Seconda gara interna consecutiva per l’Unieuro, che alle 18 di domenica ospita una delle rivelazioni del primo mese di campionato, nonché una formazione contro la quale ha sempre fatto una fatica bestiale in tutti i confronti delle precedenti stagioni e della preseason di questo torneo 2019-2020 quando a Lugo la affrontò e perse.
Parliamo del Kleb Ferrara di coach Spiro Leka, prima in classifica in coabitazione, una formazione che ha cambiato poco rispetto all’ultima annata e che a dispetto dei pronostici della vigilia è partita a razzo facendo il pieno di fiducia in vista della sfida del Pala Galassi. Quella che, tra l’altro, ha vinto nelle ultime due stagioni.
Normale, quindi attendersi un match difficile per i biancorossi e Sandro Dell’Agnello lo conferma.
«Sì, difficile perché noi dovremo trattare Ferrara per quella che è, ossia la prima in classifica. In più è una formazione davvero atipica, con tre esterni alti e grossi e un play di due metri come Vencato. Anche sotto canestro sono ben muniti di chili e muscoli e il nostro compito sarà quello di non subire la fisicità degli estensi che sfruttano, giustamente, le qualità che hanno. Io comunque ho molta fiducia. Sono convinto che nella battaglia fisica non ci tireremo indietro perché non lo abbiamo mai fatto e sono sicuro che la mia squadra in campo saprà disputare una partita intensa e farsi valere».

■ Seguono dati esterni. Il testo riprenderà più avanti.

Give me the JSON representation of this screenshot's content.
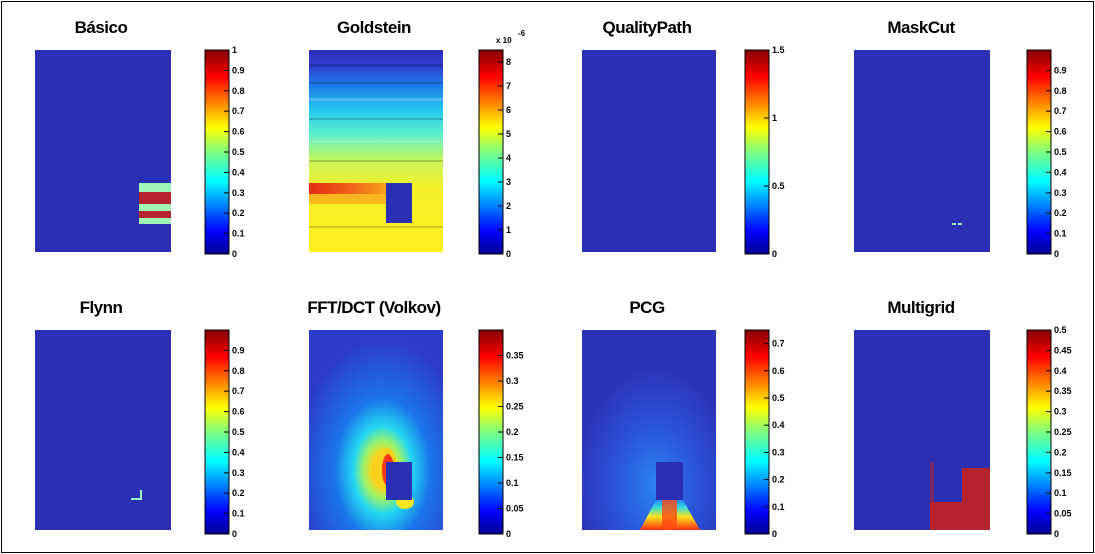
{
  "colors": {
    "background": "#ffffff",
    "border": "#000000",
    "field_low": "#2b2fb3",
    "colormap": "jet"
  },
  "chart_data": [
    {
      "type": "heatmap",
      "title": "Básico",
      "colorbar": {
        "min": 0,
        "max": 1,
        "ticks": [
          "0",
          "0.1",
          "0.2",
          "0.3",
          "0.4",
          "0.5",
          "0.6",
          "0.7",
          "0.8",
          "0.9",
          "1"
        ]
      },
      "pattern": "three horizontal bands near lower right edge: light green / dark red / light green",
      "values_shown": {
        "background": 0,
        "bands": [
          0.4,
          1.0,
          0.4
        ]
      }
    },
    {
      "type": "heatmap",
      "title": "Goldstein",
      "colorbar": {
        "min": 0,
        "max": 8.5,
        "scale_label": "x 10",
        "scale_exponent": "-6",
        "ticks": [
          "0",
          "1",
          "2",
          "3",
          "4",
          "5",
          "6",
          "7",
          "8"
        ]
      },
      "pattern": "horizontal gradient bands, blue at top to yellow at bottom, red band at left of mask row; blue rectangular mask near center-bottom",
      "values_shown": {
        "top": 0.5,
        "middle": 3.5,
        "bottom": 6.0,
        "red_band": 7.5,
        "mask": 0
      }
    },
    {
      "type": "heatmap",
      "title": "QualityPath",
      "colorbar": {
        "min": 0,
        "max": 1.5,
        "ticks": [
          "0",
          "0.5",
          "1",
          "1.5"
        ]
      },
      "pattern": "uniform low value",
      "values_shown": {
        "background": 0
      }
    },
    {
      "type": "heatmap",
      "title": "MaskCut",
      "colorbar": {
        "min": 0,
        "max": 1,
        "ticks": [
          "0",
          "0.1",
          "0.2",
          "0.3",
          "0.4",
          "0.5",
          "0.6",
          "0.7",
          "0.8",
          "0.9"
        ]
      },
      "pattern": "uniform low value with two tiny light pixels near lower right",
      "values_shown": {
        "background": 0,
        "dots": 0.4
      }
    },
    {
      "type": "heatmap",
      "title": "Flynn",
      "colorbar": {
        "min": 0,
        "max": 1,
        "ticks": [
          "0",
          "0.1",
          "0.2",
          "0.3",
          "0.4",
          "0.5",
          "0.6",
          "0.7",
          "0.8",
          "0.9"
        ]
      },
      "pattern": "uniform low value with small L-shaped light mark near lower right",
      "values_shown": {
        "background": 0,
        "mark": 0.4
      }
    },
    {
      "type": "heatmap",
      "title": "FFT/DCT (Volkov)",
      "colorbar": {
        "min": 0,
        "max": 0.4,
        "ticks": [
          "0",
          "0.05",
          "0.1",
          "0.15",
          "0.2",
          "0.25",
          "0.3",
          "0.35"
        ]
      },
      "pattern": "dipole-like field centered on a blue rectangular mask, high values (red/yellow) at left and below mask, cyan halo",
      "values_shown": {
        "background": 0.05,
        "peak": 0.38,
        "mask": 0
      }
    },
    {
      "type": "heatmap",
      "title": "PCG",
      "colorbar": {
        "min": 0,
        "max": 0.75,
        "ticks": [
          "0",
          "0.1",
          "0.2",
          "0.3",
          "0.4",
          "0.5",
          "0.6",
          "0.7"
        ]
      },
      "pattern": "low field with faint lobes around a blue rectangular mask; strong red/yellow plume below mask to bottom edge",
      "values_shown": {
        "background": 0.05,
        "plume": 0.7,
        "mask": 0
      }
    },
    {
      "type": "heatmap",
      "title": "Multigrid",
      "colorbar": {
        "min": 0,
        "max": 0.5,
        "ticks": [
          "0",
          "0.05",
          "0.1",
          "0.15",
          "0.2",
          "0.25",
          "0.3",
          "0.35",
          "0.4",
          "0.45",
          "0.5"
        ]
      },
      "pattern": "low field with large dark red L-shaped block in lower right around a blue mask",
      "values_shown": {
        "background": 0,
        "block": 0.5,
        "mask": 0
      }
    }
  ]
}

Il tempo per preparare il match è stato poco, ma una lettura del finale della gara con l’Urania MIlano e quei 2 minuti appena nei quali Forlì ha rischiato di gettare alle ortiche il successo, ha fatto parte dei discorsi che il tecnico ha rivolto alla squadra.
«Ci siamo detti che fermare la palla nelle mani di chicchessia non ci porta da nessuna parte. Abbiamo pagato anche delle ingenuità? Certo, ma soprattutto il tenere troppo il pallone fermo. Ho comunque un gruppo di ragazzi di grande disponibilità al lavoro e al sacrificio, gente che non ha mai messo l’io davanti al noi: cresceremo capendo il timing giusto, il come, dove, quando e a chi, dare la palla in ogni momento della partita. La nostra ricerca continua da questo punto, è impensabile per noi come per tutti, che in due mesi appena funzioni tutto a regola d’arte».
Insomma, Forlì è ancora alla ricerca di una sua identità, specialmente offensiva? Deve ancora chiarire e definire le gerarchie al suo interno?
«Più che le gerarchie direi i ruoli. Abbiamo tanti buoni elementi in rosa, ma nelle partite di basket i momenti e le situazioni evolvono e mutano nell’arco dei 40 minuti. Noi abbiamo una buona identità, ci serve esprimerla con maggiore continuità per capire chi e cosa è, in un determinato momento, fondamentale e come sfruttare giocatori e situazioni».
Identità, dunque. E su questo tasto Dell’Agnello batte per analizzare più ad ampio raggio cosa ha detto il campionato di serie A2 nel suo primo mese.
«Se noi cerchiamo di perfezionare la nostra identità, il campionato stesso è ancora alla ricerca della sua. Sinora non ha ancora definito valori precisi e questo concetto dobbiamo tenercelo dentro e farlo nostro. Avete visto la classifica? Avete notato quanti risultati alla vigilia imprevedibili, si sono poi determinati? Ecco, questo vale per il nostro girone, ma anche per il Girone Ovest (al quale bisogna assolutamente guardare perché 6 gare contro questo nell’orologio, sono tutt’altro che poche e conteranno ndr.) e in questo periodo trovare la nostra identificazione precisa e trovarla presto, ci può portare grandi vantaggi. Sotto questo aspetto la gara con Ferrara sarà molto importante».